First of all the worker may be a kinesthetic or visual learner who does not learn by reading or training lectures. Secondly, the symptoms may have many causes and these causes may interact. In my experience on these automated lines, the problem is seldom as simple as a faulty photocell. Finding the problem takes experience, a lot of training, and some real advanced thinking.

Matthew Crawford, author of Shop Class as Soulcraft, says that in trouble-shooting a problem, “The gap between theory and practice stretches out in front of you, and this is where it gets interesting. What you need now is the judgment that arises only from experience; hunches rather then rules.” Yes you are working with your hands, but this is about advanced reasoning.

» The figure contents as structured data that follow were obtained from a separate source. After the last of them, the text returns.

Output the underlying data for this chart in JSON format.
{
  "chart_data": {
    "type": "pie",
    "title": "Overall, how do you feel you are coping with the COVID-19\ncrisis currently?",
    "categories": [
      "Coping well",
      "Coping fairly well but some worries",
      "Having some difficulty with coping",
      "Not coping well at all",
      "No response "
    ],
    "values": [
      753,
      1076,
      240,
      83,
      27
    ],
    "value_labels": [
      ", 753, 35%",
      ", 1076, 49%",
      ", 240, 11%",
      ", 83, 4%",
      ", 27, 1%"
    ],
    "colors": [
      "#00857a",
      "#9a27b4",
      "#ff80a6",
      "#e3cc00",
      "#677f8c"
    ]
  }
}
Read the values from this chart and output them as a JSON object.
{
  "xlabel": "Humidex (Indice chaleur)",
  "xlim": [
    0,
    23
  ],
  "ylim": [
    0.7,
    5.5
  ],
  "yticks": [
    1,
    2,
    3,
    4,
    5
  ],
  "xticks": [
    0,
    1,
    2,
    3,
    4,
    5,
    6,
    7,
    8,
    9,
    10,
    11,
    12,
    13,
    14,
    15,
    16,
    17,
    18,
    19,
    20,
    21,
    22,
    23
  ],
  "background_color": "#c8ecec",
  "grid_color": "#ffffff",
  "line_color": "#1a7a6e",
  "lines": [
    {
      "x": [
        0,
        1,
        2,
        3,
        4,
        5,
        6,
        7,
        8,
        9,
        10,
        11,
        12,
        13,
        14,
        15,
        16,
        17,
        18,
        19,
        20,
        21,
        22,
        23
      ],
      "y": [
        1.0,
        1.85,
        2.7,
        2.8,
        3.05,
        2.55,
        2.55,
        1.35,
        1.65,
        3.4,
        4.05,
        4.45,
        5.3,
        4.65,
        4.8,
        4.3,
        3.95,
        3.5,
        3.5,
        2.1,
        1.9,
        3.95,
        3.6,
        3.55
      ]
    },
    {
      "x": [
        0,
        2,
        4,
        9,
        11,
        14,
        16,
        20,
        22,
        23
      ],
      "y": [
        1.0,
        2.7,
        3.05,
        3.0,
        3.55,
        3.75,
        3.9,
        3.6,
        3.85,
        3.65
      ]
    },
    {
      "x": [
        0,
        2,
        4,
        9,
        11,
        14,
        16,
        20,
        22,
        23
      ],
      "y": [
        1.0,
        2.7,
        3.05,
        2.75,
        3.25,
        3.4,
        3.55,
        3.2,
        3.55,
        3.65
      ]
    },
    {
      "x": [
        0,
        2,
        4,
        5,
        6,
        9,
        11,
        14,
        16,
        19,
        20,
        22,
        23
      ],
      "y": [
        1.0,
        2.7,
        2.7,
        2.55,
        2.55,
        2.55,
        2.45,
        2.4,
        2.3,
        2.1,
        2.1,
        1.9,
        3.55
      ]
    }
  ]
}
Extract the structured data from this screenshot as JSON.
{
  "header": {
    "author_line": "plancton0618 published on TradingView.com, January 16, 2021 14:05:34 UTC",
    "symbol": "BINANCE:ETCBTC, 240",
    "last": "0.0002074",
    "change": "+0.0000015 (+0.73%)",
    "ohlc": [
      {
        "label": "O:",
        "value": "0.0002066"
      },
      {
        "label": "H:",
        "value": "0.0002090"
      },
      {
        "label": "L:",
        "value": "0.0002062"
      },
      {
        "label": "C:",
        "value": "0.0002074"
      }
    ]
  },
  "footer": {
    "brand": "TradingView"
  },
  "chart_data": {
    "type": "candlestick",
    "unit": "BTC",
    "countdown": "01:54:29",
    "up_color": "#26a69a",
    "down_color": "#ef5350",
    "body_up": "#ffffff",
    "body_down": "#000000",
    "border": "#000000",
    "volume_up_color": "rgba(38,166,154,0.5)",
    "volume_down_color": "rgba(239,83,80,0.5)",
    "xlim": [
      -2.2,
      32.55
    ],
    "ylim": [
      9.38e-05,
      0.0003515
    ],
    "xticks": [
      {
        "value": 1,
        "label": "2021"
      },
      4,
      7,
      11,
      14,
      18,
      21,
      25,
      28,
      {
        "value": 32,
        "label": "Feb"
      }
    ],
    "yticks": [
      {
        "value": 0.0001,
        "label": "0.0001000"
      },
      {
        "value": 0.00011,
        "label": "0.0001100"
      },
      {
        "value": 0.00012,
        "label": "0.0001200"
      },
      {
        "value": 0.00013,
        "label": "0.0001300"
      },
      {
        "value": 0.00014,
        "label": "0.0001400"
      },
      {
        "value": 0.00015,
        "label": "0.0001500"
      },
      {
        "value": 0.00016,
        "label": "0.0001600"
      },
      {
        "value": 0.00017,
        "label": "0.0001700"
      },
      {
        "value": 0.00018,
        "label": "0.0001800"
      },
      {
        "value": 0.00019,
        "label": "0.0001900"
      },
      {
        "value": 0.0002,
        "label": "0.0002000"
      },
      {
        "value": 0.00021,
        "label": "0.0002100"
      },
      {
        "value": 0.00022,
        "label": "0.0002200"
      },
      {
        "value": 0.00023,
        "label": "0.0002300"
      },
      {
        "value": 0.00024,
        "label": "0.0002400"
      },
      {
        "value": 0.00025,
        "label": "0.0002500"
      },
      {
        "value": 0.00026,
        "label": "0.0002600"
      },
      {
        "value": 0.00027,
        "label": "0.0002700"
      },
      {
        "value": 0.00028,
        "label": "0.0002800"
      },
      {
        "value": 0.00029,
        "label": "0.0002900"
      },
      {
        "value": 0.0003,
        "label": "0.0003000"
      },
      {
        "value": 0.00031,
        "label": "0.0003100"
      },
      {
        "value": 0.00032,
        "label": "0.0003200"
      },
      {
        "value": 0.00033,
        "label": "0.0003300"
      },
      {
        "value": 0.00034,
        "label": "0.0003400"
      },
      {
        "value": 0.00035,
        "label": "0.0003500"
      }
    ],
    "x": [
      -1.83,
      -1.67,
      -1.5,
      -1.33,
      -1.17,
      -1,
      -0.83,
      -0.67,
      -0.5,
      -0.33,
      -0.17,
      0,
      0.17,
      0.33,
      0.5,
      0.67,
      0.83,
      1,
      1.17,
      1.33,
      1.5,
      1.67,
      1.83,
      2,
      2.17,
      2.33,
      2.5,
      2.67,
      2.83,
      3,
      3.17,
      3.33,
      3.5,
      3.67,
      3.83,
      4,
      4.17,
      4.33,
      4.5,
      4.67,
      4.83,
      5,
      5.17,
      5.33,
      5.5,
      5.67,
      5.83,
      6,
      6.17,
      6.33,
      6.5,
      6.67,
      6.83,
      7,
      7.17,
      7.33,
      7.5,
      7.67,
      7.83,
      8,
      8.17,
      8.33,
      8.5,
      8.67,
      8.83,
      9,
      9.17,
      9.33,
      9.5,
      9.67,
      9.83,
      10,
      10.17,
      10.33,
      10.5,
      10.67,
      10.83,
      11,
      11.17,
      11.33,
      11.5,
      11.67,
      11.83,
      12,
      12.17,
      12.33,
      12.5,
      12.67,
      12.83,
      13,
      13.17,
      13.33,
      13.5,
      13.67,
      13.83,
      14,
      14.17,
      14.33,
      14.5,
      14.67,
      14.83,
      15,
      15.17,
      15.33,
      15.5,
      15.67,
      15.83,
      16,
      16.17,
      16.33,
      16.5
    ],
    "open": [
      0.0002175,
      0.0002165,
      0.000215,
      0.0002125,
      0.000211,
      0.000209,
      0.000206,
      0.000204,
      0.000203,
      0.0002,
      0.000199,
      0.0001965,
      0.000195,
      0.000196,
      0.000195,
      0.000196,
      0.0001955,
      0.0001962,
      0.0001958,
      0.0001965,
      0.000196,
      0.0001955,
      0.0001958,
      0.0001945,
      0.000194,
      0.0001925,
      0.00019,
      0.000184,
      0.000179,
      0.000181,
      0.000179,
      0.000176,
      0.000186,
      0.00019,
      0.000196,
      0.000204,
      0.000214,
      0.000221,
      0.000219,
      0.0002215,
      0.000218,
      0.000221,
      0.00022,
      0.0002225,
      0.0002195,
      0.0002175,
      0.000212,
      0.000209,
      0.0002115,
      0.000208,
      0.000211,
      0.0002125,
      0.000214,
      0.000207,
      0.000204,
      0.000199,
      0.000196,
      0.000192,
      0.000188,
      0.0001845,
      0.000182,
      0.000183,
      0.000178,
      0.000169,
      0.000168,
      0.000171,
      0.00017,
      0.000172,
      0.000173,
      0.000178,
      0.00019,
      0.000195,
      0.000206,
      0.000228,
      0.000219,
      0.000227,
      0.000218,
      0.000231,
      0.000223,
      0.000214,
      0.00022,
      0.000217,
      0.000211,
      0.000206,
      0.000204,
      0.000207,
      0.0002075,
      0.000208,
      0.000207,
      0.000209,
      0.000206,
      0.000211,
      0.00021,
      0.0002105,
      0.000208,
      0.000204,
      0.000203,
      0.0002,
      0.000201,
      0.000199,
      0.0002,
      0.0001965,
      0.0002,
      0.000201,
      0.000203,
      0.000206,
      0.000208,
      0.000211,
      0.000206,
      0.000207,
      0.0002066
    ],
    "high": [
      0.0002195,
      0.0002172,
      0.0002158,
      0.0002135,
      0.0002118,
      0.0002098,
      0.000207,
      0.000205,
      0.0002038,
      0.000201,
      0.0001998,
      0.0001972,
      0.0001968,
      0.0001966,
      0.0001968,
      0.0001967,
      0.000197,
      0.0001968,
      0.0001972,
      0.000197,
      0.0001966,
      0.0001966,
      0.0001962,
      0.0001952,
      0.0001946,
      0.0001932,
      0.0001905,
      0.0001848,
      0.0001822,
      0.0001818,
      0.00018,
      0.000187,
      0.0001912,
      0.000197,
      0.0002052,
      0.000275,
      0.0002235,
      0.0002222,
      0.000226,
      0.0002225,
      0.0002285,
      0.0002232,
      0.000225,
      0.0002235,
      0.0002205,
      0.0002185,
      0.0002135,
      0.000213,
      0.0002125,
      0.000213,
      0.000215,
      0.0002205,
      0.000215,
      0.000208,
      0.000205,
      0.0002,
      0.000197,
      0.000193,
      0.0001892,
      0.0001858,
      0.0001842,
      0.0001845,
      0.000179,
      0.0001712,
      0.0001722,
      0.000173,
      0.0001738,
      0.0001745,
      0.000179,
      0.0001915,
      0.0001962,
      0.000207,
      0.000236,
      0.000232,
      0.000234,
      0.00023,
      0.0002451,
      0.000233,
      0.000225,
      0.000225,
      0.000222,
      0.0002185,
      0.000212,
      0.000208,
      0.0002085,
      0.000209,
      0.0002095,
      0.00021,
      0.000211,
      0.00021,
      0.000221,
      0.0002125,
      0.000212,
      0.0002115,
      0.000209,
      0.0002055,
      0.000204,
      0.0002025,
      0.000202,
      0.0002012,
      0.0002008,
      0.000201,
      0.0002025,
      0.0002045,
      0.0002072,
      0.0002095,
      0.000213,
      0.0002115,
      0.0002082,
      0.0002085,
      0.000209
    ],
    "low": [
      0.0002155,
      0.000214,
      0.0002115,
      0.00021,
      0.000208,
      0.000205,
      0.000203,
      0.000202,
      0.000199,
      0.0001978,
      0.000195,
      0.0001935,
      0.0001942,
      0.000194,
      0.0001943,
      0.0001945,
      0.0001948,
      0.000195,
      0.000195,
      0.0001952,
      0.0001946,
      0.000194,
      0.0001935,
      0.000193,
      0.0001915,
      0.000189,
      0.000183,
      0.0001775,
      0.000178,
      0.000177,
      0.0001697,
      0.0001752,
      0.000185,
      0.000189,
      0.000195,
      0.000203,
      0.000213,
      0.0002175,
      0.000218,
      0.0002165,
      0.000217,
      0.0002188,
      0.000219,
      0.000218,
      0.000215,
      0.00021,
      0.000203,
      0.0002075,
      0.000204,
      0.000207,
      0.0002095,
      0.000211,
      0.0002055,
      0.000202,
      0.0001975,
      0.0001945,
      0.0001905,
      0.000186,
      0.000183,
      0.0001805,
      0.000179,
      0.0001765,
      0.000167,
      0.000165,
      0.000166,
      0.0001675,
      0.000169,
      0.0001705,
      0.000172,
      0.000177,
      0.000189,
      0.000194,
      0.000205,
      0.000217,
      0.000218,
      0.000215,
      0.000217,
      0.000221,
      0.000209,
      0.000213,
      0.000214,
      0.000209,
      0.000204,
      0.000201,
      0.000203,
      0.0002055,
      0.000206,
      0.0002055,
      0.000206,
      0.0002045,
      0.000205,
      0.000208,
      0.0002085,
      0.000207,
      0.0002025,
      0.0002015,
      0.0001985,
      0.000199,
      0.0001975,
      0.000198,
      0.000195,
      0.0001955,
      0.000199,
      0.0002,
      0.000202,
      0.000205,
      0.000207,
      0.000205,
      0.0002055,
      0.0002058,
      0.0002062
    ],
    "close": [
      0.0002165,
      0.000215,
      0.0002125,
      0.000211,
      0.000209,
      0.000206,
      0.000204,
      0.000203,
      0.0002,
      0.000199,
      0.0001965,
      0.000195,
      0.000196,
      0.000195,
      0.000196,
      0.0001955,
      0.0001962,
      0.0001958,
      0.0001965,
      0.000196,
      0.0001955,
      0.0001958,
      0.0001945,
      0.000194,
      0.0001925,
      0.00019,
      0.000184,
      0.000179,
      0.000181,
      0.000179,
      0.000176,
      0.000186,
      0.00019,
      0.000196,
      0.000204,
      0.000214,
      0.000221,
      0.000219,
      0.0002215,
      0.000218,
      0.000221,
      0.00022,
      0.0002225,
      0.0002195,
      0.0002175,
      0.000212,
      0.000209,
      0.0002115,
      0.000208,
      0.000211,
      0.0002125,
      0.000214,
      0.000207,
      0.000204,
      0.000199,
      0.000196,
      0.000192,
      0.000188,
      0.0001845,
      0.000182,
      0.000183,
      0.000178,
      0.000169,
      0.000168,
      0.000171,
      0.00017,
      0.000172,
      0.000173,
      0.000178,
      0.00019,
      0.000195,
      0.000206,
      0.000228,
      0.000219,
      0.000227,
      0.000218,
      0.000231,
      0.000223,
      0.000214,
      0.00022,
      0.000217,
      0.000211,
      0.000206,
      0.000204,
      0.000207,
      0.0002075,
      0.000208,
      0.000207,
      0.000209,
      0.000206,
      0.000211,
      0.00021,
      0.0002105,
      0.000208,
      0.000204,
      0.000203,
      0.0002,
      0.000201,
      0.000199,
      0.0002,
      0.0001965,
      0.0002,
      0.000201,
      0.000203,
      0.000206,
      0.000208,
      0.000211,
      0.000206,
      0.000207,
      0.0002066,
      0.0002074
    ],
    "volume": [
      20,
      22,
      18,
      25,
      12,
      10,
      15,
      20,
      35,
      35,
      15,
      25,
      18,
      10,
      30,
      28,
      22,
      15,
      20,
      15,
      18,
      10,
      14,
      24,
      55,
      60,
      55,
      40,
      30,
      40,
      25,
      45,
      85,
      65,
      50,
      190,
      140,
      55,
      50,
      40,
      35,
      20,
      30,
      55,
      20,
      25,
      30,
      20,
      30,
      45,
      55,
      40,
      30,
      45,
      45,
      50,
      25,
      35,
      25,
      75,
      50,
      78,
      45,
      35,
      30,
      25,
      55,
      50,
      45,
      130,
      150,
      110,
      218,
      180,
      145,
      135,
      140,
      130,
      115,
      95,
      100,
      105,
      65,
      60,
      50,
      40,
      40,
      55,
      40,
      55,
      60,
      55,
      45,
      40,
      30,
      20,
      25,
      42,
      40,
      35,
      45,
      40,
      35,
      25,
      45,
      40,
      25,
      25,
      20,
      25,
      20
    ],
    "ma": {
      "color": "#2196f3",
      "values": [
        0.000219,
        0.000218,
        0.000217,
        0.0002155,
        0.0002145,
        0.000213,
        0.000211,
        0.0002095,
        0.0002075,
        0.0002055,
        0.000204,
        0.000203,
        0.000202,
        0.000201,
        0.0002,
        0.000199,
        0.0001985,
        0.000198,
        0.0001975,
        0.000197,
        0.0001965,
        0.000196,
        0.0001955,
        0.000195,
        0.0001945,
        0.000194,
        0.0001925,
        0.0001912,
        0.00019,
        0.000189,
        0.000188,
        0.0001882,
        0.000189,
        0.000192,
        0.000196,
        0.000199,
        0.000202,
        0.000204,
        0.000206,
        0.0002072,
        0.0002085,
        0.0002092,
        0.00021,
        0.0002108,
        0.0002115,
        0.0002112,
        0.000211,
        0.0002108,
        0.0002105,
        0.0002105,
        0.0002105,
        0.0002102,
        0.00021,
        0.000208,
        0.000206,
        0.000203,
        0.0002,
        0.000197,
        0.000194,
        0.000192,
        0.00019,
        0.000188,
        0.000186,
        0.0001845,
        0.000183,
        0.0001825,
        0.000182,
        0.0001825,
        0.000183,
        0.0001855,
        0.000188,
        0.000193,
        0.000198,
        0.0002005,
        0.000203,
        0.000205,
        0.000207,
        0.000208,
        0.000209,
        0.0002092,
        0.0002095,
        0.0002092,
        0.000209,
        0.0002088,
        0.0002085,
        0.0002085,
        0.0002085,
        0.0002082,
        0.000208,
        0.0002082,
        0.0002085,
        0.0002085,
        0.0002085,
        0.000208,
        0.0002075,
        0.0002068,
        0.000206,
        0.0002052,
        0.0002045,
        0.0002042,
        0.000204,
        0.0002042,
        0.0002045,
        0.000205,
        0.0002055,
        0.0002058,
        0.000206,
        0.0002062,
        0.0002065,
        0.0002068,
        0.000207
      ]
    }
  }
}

Another reason to consider working with your hands is to avoid the problem of becoming a corporate drone. Many giant corporations no longer have a compact with their employees and their primary focus is on share holder value and continued efforts to reduce costs, no matter what. These kinds of jobs lead to disillusionment and seldom give the employee a feeling of job satisfaction.

The Satisfaction

In 1953 I took my first shop class at public school in Portland Oregon. In 1956 as a sophomore in high school, I built a birch plywood coffee table with 2 drawers for my mother. The joy of building things with my hands led me to pursue auto mechanics, scratchboard art, drawing, and eventually building my own woodshop -- which has spawned hundreds of projects.

Learning how to create things with my hands both enriched my life and my thinking. As I gained confidence, I learned to lay roofs, make cabinets, thread pipe, and install gas lines, tile floors and myriad other skills. I reached a point where I didn’t believe there was anything I could not build given time and study. I began to see working with my hands as an art form and recognized the true value of the people in manufacturing who were very good at it.

I admit that making things with your hands will not in and of itself make the U.S. competitive in the global climate.  But when you connect this set of skills with the new requirements of mathematics, computers, software, reading, writing, and the need to get ahead, you have created the 21st century manufacturing workers that we need to save American manufacturing.

This article first appeared in IMPO's April 2011 issue.